İlerlemeye devam ederken gelen seslerle diğer insanların ne yaptığını merak etti. Bu kadar büyük bir yerde bu kadar çok insan ne yapıyordu emin olamadı. Buraya sadece Aludirlerin girebildiği söylenmişti ve Aludirlerin neden görevlerinin başında değil de burada olduklarını anlamadı. "Belki de şu seçim olayı yüzündendir. Bizim gibi yeni gelenler vardır bir sürü. Gerçi görünen o ki biz o çöplerin hepsinden iyiyiz, o yüzden pek bizim gibi denemez ya..." Belki de Ulrasil gibi yetkili genç bir oğlan Diniel gibi genç bir çıtırı karışıklığı fırsat bilip odaya atmıştı da onun sesi geliyordu. "Öyle mi olmuştur sence, Ibe Anu?" Cevap verir mi vermez mi bilmiyordu ama iblisine arada bir kemik atmalıydı. İyi bir efendi olmak adına... Bir de çaktırmadan Diniel'in götüne bir bakış attı. Fena değildi.
Sonunda istedikleri yere vardıklarında Ulrasil aradıkları kişinin Kitath adında bir anahtar olduğunu söylemişti. Vadlena gibi. Tekrar Vadlena'yı görmeyi tercih ederdi Xaphan. Ona ettiği laflar yüzünden onu gebertecekti tabii, ama yine de diğer insanlarla iletişim kurma biçimini beğenmişti. Hem başardıkları şu müthiş şeyi suratına vurmak da istiyordu. Çok da tınlamadı ama, sabırlıydı Xaphan. Onun da zamanının geleceğini biliyordu.
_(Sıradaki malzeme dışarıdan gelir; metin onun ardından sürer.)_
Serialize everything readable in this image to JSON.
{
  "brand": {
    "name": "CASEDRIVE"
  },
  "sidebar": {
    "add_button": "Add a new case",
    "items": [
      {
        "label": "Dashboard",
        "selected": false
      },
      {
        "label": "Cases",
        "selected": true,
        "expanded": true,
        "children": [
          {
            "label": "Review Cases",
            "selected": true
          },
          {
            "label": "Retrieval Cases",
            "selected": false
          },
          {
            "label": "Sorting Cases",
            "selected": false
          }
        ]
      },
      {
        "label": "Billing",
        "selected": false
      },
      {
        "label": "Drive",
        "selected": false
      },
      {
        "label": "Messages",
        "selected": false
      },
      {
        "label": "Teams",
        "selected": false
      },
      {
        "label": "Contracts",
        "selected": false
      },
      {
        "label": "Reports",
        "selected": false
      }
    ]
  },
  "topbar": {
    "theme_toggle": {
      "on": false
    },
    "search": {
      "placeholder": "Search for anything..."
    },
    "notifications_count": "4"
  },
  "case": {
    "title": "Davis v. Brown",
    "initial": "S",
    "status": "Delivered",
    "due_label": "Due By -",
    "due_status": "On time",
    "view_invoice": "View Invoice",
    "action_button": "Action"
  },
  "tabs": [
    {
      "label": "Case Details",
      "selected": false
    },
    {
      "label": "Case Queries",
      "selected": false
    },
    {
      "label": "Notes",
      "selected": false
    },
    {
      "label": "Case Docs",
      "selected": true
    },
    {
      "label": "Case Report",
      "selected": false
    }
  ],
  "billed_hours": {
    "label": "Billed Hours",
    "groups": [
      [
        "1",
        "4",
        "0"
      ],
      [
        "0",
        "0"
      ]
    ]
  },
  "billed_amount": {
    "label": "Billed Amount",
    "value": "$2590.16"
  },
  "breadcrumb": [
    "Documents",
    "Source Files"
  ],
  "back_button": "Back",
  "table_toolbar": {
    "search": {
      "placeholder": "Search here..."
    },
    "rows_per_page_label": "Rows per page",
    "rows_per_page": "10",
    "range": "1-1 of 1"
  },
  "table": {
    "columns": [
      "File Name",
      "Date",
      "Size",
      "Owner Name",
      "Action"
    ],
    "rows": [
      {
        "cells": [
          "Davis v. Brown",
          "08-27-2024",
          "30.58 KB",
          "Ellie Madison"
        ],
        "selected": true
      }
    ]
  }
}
Odaya girdiklerinde yaşamak için gerekli her şeyin olduğu bir yerle karşılaşmışlardı. Koltuklar, mutfak ve söylenene göre yatak odası ve tuvalet banyo bile vardı. Xaphan geçmişini hatırlamıyordu ama tuvaletin evin içinde olmasında garip bir şeyler varmış gibi hissetmişti. Hiç mi hiç sikine takmadan bu hissi uzun boylu, beyaz saçlı adama odaklandı. Adamın selamına karşılık vermeyi ihmal etmedi. "Merhaba Kitath Beyim. Adım Xaphan, onur duydum." Herifin fena bir karizması yoktu ama saçları beyazdı. Estetik olarak mı öyleydi yoksa yaşlandığı için mi emin olamadı. Estetik için beyazsa adamı öldürmeliydi çünkü adam karizma, uzun ve yetkiliydi. Eğer yaşlıysa iyi bir insan olduğuna emindi. O kadar da yaşlı durmuyordu ama...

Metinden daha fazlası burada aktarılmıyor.